Der Beschwerdeführer wurde über die "Erweiterung" (im angefochtenen Bescheid wird von "präzisieren bzw. ausdehnen" gesprochen) der Anschuldigungspunkte auf den (nunmehr) im Spruchpunkt b) formulierten Tatvorwurf rechtzeitig informiert.
Da die Disziplinarbehörde den Beschwerdeführer mit diesem Faktum aus verfassungsrechtlicher Sicht rechtzeitig konfrontiert hat und sohin nicht ohne entsprechende Anschuldigung entschieden hat, kann - selbst dann, wenn man mit dem Beschwerdeführer davon ausgeht, daß es sich um eine Ausdehnung der Verhandlung iS des §36 Abs2 DSt 1990 handelt - nicht gefunden werden, daß der angefochtene Bescheid den Beschwerdeführer in dem von ihm geltend gemachten Art6 Abs3 litb EMRK sowie in dem - vom Verfassungsgerichtshof zusätzlich geprüften - Art83 Abs2 B-VG verletzt.
Keine Verletzung im Eigentums- und im Gleichheitsrecht durch "Erweiterung" des Tatvorwurfs im Disziplinarverfahren gegen einen Rechtsanwalt.

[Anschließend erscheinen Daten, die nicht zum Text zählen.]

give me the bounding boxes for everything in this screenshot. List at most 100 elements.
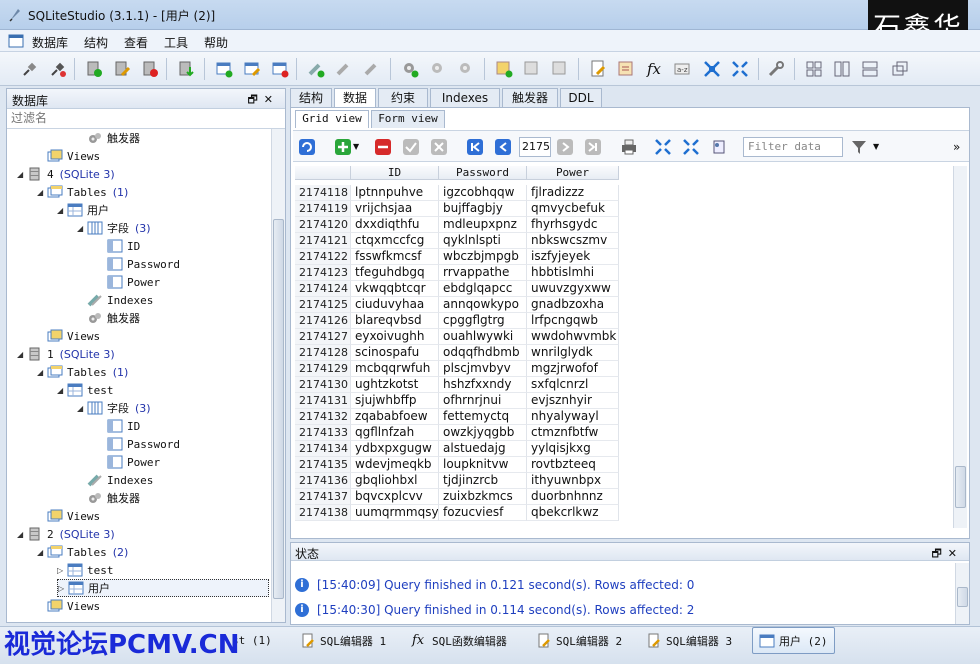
- grid-cell[interactable]: uumqrmmqsy: [351, 505, 439, 521]
- filter-mode-button[interactable]: [849, 137, 871, 157]
- tree-node-table[interactable]: ◢ test: [57, 381, 114, 399]
- row-number-header[interactable]: [295, 166, 351, 179]
- menu-database[interactable]: 数据库: [32, 34, 68, 51]
- tab-triggers[interactable]: 触发器: [502, 88, 558, 108]
- table-row[interactable]: 2174135 wdevjmeqkb loupknitvw rovtbzteeq: [295, 457, 619, 473]
- task-window-users[interactable]: 用户 (2): [752, 627, 835, 654]
- filter-data-input[interactable]: Filter data: [743, 137, 843, 157]
- delete-index-button[interactable]: [362, 59, 382, 79]
- grid-cell[interactable]: scinospafu: [351, 345, 439, 361]
- grid-cell[interactable]: wwdohwvmbk: [527, 329, 619, 345]
- row-number[interactable]: 2174122: [295, 249, 351, 265]
- table-row[interactable]: 2174125 ciuduvyhaa annqowkypo gnadbzoxha: [295, 297, 619, 313]
- row-number[interactable]: 2174130: [295, 377, 351, 393]
- grid-cell[interactable]: qbekcrlkwz: [527, 505, 619, 521]
- task-window-sql-editor-2[interactable]: SQL编辑器 2: [536, 627, 622, 654]
- task-window-sql-editor-1[interactable]: SQL编辑器 1: [300, 627, 386, 654]
- tree-node-views[interactable]: Views: [37, 147, 100, 165]
- row-number[interactable]: 2174123: [295, 265, 351, 281]
- collapse-grid-button[interactable]: [681, 137, 701, 157]
- add-view-button[interactable]: [494, 59, 514, 79]
- table-row[interactable]: 2174130 ughtzkotst hshzfxxndy sxfqlcnrzl: [295, 377, 619, 393]
- grid-cell[interactable]: zqababfoew: [351, 409, 439, 425]
- expand-grid-button[interactable]: [653, 137, 673, 157]
- row-number[interactable]: 2174124: [295, 281, 351, 297]
- expand-arrow-icon[interactable]: ◢: [17, 530, 27, 539]
- row-number[interactable]: 2174134: [295, 441, 351, 457]
- grid-cell[interactable]: qmvycbefuk: [527, 201, 619, 217]
- grid-cell[interactable]: plscjmvbyv: [439, 361, 527, 377]
- tree-node-views[interactable]: Views: [37, 327, 100, 345]
- row-number[interactable]: 2174119: [295, 201, 351, 217]
- row-number[interactable]: 2174126: [295, 313, 351, 329]
- grid-cell[interactable]: qgfllnfzah: [351, 425, 439, 441]
- rollback-button[interactable]: [429, 137, 449, 157]
- tile-windows-button[interactable]: [804, 59, 824, 79]
- expand-arrow-icon[interactable]: ◢: [77, 224, 87, 233]
- grid-cell[interactable]: blareqvbsd: [351, 313, 439, 329]
- column-header[interactable]: Password: [439, 166, 527, 179]
- grid-cell[interactable]: loupknitvw: [439, 457, 527, 473]
- row-number[interactable]: 2174131: [295, 393, 351, 409]
- grid-cell[interactable]: duorbnhnnz: [527, 489, 619, 505]
- edit-view-button[interactable]: [522, 59, 542, 79]
- tree-node-db[interactable]: ◢ 1 (SQLite 3): [17, 345, 115, 363]
- database-tree[interactable]: 触发器 Views ◢ 4 (SQLite 3) ◢ Tables (1) ◢ 用户 ◢ 字段 (3) I…: [7, 129, 269, 619]
- first-page-button[interactable]: [465, 137, 485, 157]
- open-config-button[interactable]: [766, 59, 786, 79]
- tile-horizontal-button[interactable]: [832, 59, 852, 79]
- open-sql-editor-button[interactable]: [588, 59, 608, 79]
- table-row[interactable]: 2174137 bqvcxplcvv zuixbzkmcs duorbnhnnz: [295, 489, 619, 505]
- grid-cell[interactable]: iszfyjeyek: [527, 249, 619, 265]
- tree-node-indexes[interactable]: Indexes: [77, 291, 153, 309]
- grid-cell[interactable]: nbkswcszmv: [527, 233, 619, 249]
- grid-cell[interactable]: bqvcxplcvv: [351, 489, 439, 505]
- row-number[interactable]: 2174121: [295, 233, 351, 249]
- insert-row-dropdown[interactable]: ▼: [353, 137, 363, 157]
- grid-cell[interactable]: fettemyctq: [439, 409, 527, 425]
- grid-cell[interactable]: dxxdiqthfu: [351, 217, 439, 233]
- delete-trigger-button[interactable]: [456, 59, 476, 79]
- expand-arrow-icon[interactable]: ◢: [37, 368, 47, 377]
- grid-cell[interactable]: fjlradizzz: [527, 185, 619, 201]
- filter-name-input[interactable]: [7, 109, 277, 127]
- refresh-button[interactable]: [297, 137, 317, 157]
- tree-node-tables[interactable]: ◢ Tables (1): [37, 183, 128, 201]
- expand-arrow-icon[interactable]: ▷: [57, 566, 67, 575]
- tree-node-column[interactable]: ID: [97, 417, 140, 435]
- tree-node-table[interactable]: ▷ test: [57, 561, 114, 579]
- grid-cell[interactable]: sxfqlcnrzl: [527, 377, 619, 393]
- grid-cell[interactable]: rovtbzteeq: [527, 457, 619, 473]
- table-row[interactable]: 2174136 gbqliohbxl tjdjinzrcb ithyuwnbpx: [295, 473, 619, 489]
- grid-cell[interactable]: lptnnpuhve: [351, 185, 439, 201]
- menu-tools[interactable]: 工具: [164, 34, 188, 51]
- add-database-button[interactable]: [84, 59, 104, 79]
- delete-view-button[interactable]: [550, 59, 570, 79]
- grid-cell[interactable]: yylqisjkxg: [527, 441, 619, 457]
- grid-cell[interactable]: mcbqqrwfuh: [351, 361, 439, 377]
- grid-cell[interactable]: ofhrnrjnui: [439, 393, 527, 409]
- grid-cell[interactable]: vkwqqbtcqr: [351, 281, 439, 297]
- add-index-button[interactable]: [306, 59, 326, 79]
- ddl-history-button[interactable]: [616, 59, 636, 79]
- table-row[interactable]: 2174131 sjujwhbffp ofhrnrjnui evjsznhyir: [295, 393, 619, 409]
- tree-node-trigger[interactable]: 触发器: [77, 129, 140, 147]
- grid-cell[interactable]: fhyrhsgydc: [527, 217, 619, 233]
- expand-arrow-icon[interactable]: ◢: [77, 404, 87, 413]
- column-header[interactable]: ID: [351, 166, 439, 179]
- grid-cell[interactable]: vrijchsjaa: [351, 201, 439, 217]
- tile-vertical-button[interactable]: [860, 59, 880, 79]
- grid-cell[interactable]: ydbxpxgugw: [351, 441, 439, 457]
- tab-constraints[interactable]: 约束: [378, 88, 428, 108]
- table-row[interactable]: 2174138 uumqrmmqsy fozucviesf qbekcrlkwz: [295, 505, 619, 521]
- grid-cell[interactable]: eyxoivughh: [351, 329, 439, 345]
- table-row[interactable]: 2174133 qgfllnfzah owzkjyqgbb ctmznfbtfw: [295, 425, 619, 441]
- tree-scrollbar[interactable]: [271, 129, 285, 622]
- tree-node-column[interactable]: ID: [97, 237, 140, 255]
- expand-arrow-icon[interactable]: ◢: [17, 350, 27, 359]
- grid-cell[interactable]: nhyalywayl: [527, 409, 619, 425]
- grid-cell[interactable]: odqqfhdbmb: [439, 345, 527, 361]
- commit-button[interactable]: [401, 137, 421, 157]
- grid-cell[interactable]: owzkjyqgbb: [439, 425, 527, 441]
- table-row[interactable]: 2174127 eyxoivughh ouahlwywki wwdohwvmbk: [295, 329, 619, 345]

Wenn die belangte Behörde für die Annahme, daß es sich um eine Ausdehnung iS des §36 DSt 1990 handelt, davon ausgeht, daß sowohl der Kammeranwalt als auch der Beschwerdeführer - letzterer deswegen, weil er sich zum "erweiterten" Schuldvorwurf verantwortet hat, ohne sich gegen die Erweiterung ausdrücklich auszusprechen - konkludent der Ausdehnung zugestimmt haben, kann dem aus verfassungsrechtlicher Sicht nicht entgegengetreten werden; weder der Wortlaut noch die Gesetzesmaterialien zu §36 Abs2 DSt 1990 verbieten eine derartige Auslegung. Auch der Oberste Gerichtshof geht in ständiger Rechtsprechung zu §263 StPO - einer Vorschrift, die hinsichtlich der Beurteilung der Zustimmung des Angeklagten über die Ausdehnung der Verhandlung mit §36 Abs2 DSt 1990 vergleichbar ist - in den Fällen, in denen sich der Angeklagte auf die Ausdehnung der Hauptverhandlung einläßt und dieser Ausdehnung nicht ausdrücklich widerspricht, ebenfalls vom Vorliegen einer konkludenten Zustimmung aus.
Keine Verletzung im Recht auf Freiheit der Erwerbsausübung, keine Zwangs- oder Pflichtarbeit, keine Verletzung der Unschuldsvermutung durch Verhängung einer Disziplinarstrafe über einen Rechtsanwalt.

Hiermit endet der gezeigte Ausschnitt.